Sollen die Flüge auch als Low Fare Tickets angeboten werden, oder suchen Sie nach dem Kunden (Geschäftsmann), der bereit ist mehr Geld für das Ticket auszugeben?

 

Arpad Agocs:

Es wäre nicht logisch gegen eine Low Cost Airline mit hohen Tarifen zu kämpfen!

Wir werden zwar keine Low Cost Airline sein, dafür aber Low fare Tickets anbieten.

Wir werden auf unseren Flügen auf alle Fälle ein gewisses Maß an Service bieten und unsere niedrige Kostenstruktur nutzen um profitabel zu fliegen.

 

Approach:

Wo war die erste Maschine zuletzt im Einsatz?

 

Arpad Argocs:

Unsere Maschine OM-VRA flog zuletzt bei der Irischen Air Aran und wurde vor der Übergabe einen großen Check unterzogen. Die Turbinen wurden bei Lufthansa Technik einer gründlichen Überholung unterzogen. Unser Flugzeug wurde komplett überarbeitet, neu lackiert und erhält auch in naher Zukunft ein neues Interieur!

 

Approach:

Woher kommen ihre Crews für die ATR, haben Sie bisherige Business Jet Piloten dafür umgeschult?

 

Arpad Agocs:

Unsere Crews kommen zumeist von der ehemaligen Slovak Airlines, welche ja im letzten Jahr ihren Betrieb eingestellt hat.

Diese Piloten verfügen über eine hohe Anzahl an Flugstunden und damit über eine große fliegerische Erfahrung.

Wir haben mit CSA einen Vertrag für das Type Rating und auch für die Ausbildung unserer Crews und Mechaniker abgeschlossen. Die CSA fliegt ja bereits seit langer Zeit mit diesen Flugzeugen und bietet daher auch einen perfekten Support für uns.

Es fliegen aber auch einige Air Slovakia Boeing 757 Piloten für unser Unternehmen.

 

Approach:

In der Vergangenheit ist der Business Markt in der Slowakei rasant gestiegen und das trotz der hohen Konkurrenz aus Wien. Woher stammen ihre Kunden?

 

Arpad Agocs:

Ungefähr 60-70% unserer VIP Air Kunden kommen aus Polen, Ungarn der Slowakei und auch aus Tschechien.
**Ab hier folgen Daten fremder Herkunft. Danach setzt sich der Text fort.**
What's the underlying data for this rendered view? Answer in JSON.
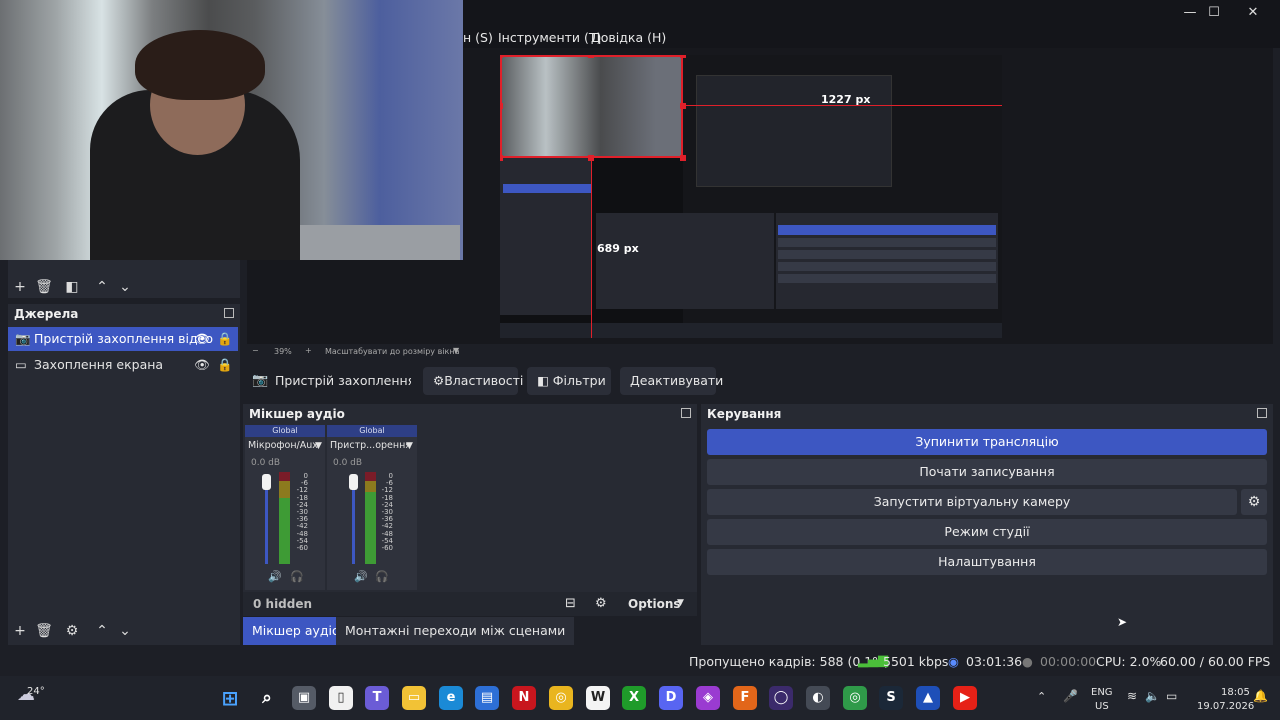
{
  "window": {
    "controls": [
      "—",
      "☐",
      "✕"
    ]
  },
  "menu": {
    "items": [
      "н (S)",
      "Інструменти (T)",
      "Довідка (H)"
    ]
  },
  "preview": {
    "dim_width": "1227 px",
    "dim_height": "689 px",
    "zoom_level": "39%",
    "zoom_minus": "−",
    "zoom_plus": "+",
    "fit_label": "Масштабувати до розміру вікна"
  },
  "context": {
    "source_name": "Пристрій захоплення віде",
    "properties": "Властивості",
    "filters": "Фільтри",
    "deactivate": "Деактивувати"
  },
  "sources": {
    "title": "Джерела",
    "items": [
      {
        "label": "Пристрій захоплення відео",
        "selected": true
      },
      {
        "label": "Захоплення екрана",
        "selected": false
      }
    ]
  },
  "mixer": {
    "title": "Мікшер аудіо",
    "channels": [
      {
        "scope": "Global",
        "name": "Мікрофон/Aux",
        "level": "0.0 dB"
      },
      {
        "scope": "Global",
        "name": "Пристр...орення",
        "level": "0.0 dB"
      }
    ],
    "scale": [
      "0",
      "-6",
      "-12",
      "-18",
      "-24",
      "-30",
      "-36",
      "-42",
      "-48",
      "-54",
      "-60"
    ],
    "hidden": "0 hidden",
    "options": "Options"
  },
  "controls": {
    "title": "Керування",
    "buttons": [
      "Зупинити трансляцію",
      "Почати записування",
      "Запустити віртуальну камеру",
      "Режим студії",
      "Налаштування"
    ]
  },
  "tabs": [
    "Мікшер аудіо",
    "Монтажні переходи між сценами"
  ],
  "status": {
    "dropped": "Пропущено кадрів: 588 (0.1%)",
    "bitrate": "5501 kbps",
    "stream_time": "03:01:36",
    "rec_time": "00:00:00",
    "cpu": "CPU: 2.0%",
    "fps": "60.00 / 60.00 FPS"
  },
  "taskbar": {
    "weather": "24°",
    "lang": "ENG",
    "region": "US",
    "time": "18:05",
    "date": "19.07.2026"
  },
  "colors": {
    "accent": "#3d57c2",
    "panel": "#272a33",
    "background": "#1d1f26"
  }
}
In Tschechien ist die Konkurrenz jedoch sehr groß und der Markt dadurch schwieriger. Aufgrund der heute noch relativ schlechten Infrastruktur bevorzugen viele internationale Unternehmen aus den genannten Ländern, gerne die Dienste eines Unternehmens wie unserer VIP Air.

Viele Kunden hätten sehr lange Anfahrtswege zu den nächsten Flugplätzen wie z.B. in Ungarn wo Linienflüge nur ab Budapest angeboten werden.

Wir können mit unseren Flugzeugen auch von kleineren Flugplätzen aus operieren und helfen den Kunden Zeit zu sparen.

 

Approach:

Dem Luftfahrt Business geht es derzeit nicht besonders gut, ist es heutzutage nicht besonders schwer genügend Kunden für ihre Flugzeuge zu finden?

 

Arpad Agocs:

Wir verfügen über ausgezeichnete Kontakte durch unsere langjährige Erfahrung im Business Charter Vertrieb, wir sind aber auch schon in der Vergangenheit Broker für größere Flugzeuge gewesen und sind überzeugt, dass wir mit unserem Projekt DanubeWings Investoren und Kunden zufrieden stellen werden!